The Biotechnology Industry Organization cried that such "questionable short-term budgetary savings" would jeopardize development of breakthrough cures. PhRMA president John Castellani complained that the proposal "flies in the face" of the administration's talk about supporting "innovation, biomedical research, jobs, and US competitiveness." But Health and Human Services (HHS) Secretary Kathleen Sebelius told the House Energy and Commerce (E&C) Committee that the administration now feels that a seven-year exclusivity period will permit innovator firms to realize an appropriate return on investment, while ensuring that important new medicines are widely available and affordable.

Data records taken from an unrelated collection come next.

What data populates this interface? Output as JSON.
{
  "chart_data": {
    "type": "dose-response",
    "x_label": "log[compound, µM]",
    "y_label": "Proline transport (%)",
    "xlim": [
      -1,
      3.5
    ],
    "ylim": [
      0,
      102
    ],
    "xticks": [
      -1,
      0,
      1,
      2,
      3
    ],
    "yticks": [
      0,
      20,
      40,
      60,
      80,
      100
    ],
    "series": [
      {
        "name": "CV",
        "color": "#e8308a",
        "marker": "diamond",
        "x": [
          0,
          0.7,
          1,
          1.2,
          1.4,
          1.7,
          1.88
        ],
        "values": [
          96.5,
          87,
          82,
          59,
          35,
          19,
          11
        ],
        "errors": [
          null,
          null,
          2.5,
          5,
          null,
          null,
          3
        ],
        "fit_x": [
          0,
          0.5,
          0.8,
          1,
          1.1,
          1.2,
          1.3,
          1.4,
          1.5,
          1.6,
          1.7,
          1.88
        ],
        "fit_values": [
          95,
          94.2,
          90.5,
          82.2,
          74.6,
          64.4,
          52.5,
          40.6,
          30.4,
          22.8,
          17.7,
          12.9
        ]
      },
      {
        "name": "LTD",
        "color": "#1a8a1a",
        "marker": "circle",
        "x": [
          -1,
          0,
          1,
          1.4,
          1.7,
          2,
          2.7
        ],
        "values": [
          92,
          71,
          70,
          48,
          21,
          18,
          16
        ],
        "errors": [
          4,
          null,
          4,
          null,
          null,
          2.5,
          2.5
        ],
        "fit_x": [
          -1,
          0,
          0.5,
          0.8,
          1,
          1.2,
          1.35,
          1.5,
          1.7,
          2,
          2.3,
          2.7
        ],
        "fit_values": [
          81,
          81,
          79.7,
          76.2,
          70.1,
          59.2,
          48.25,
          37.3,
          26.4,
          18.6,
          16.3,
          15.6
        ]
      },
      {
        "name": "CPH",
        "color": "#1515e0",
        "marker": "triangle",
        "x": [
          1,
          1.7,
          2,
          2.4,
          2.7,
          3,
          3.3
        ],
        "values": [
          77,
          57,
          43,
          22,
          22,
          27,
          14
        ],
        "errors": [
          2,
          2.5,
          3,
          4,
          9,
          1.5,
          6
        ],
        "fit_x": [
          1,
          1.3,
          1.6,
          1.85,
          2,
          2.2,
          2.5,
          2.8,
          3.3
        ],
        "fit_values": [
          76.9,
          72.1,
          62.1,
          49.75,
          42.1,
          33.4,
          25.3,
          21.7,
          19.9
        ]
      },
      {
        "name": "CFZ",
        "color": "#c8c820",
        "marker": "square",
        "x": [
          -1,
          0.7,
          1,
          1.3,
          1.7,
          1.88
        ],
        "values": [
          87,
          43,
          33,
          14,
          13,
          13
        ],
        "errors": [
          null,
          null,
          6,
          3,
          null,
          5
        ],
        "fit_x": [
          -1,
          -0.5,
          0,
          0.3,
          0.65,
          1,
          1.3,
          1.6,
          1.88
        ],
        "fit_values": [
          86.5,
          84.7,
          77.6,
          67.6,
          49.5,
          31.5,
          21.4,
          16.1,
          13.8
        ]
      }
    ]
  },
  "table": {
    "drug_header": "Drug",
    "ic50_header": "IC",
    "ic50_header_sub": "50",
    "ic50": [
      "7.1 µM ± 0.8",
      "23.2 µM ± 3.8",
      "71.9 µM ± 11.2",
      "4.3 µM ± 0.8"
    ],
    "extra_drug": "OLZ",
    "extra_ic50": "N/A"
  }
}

The White House also wants to end pay-for-delay deals between brand-name and generic drug makers that affect when a new generic product comes to market. Even the Generic Pharmaceutical Association—which applauded the shorter biotech exclusivity period—joined innovator firms in criticizing the curb on settlements. Federal Trade Commission officials, however, have been pushing hard to end such arrangements, which they insist are anticompetitive and costly to consumers. And the numbers-crunchers predict that a ban on reverse settlements will save the government $540 million next year and nearly $8.8 billion through 2021.
Congressional action is needed to prohibit delay agreements, as the courts continue to rule in favor of brand-generic settlements. FTC officials suffered another setback last month when the Supreme Court decided not to review a lower court ruling that upheld a very prominent pay-for-delay case.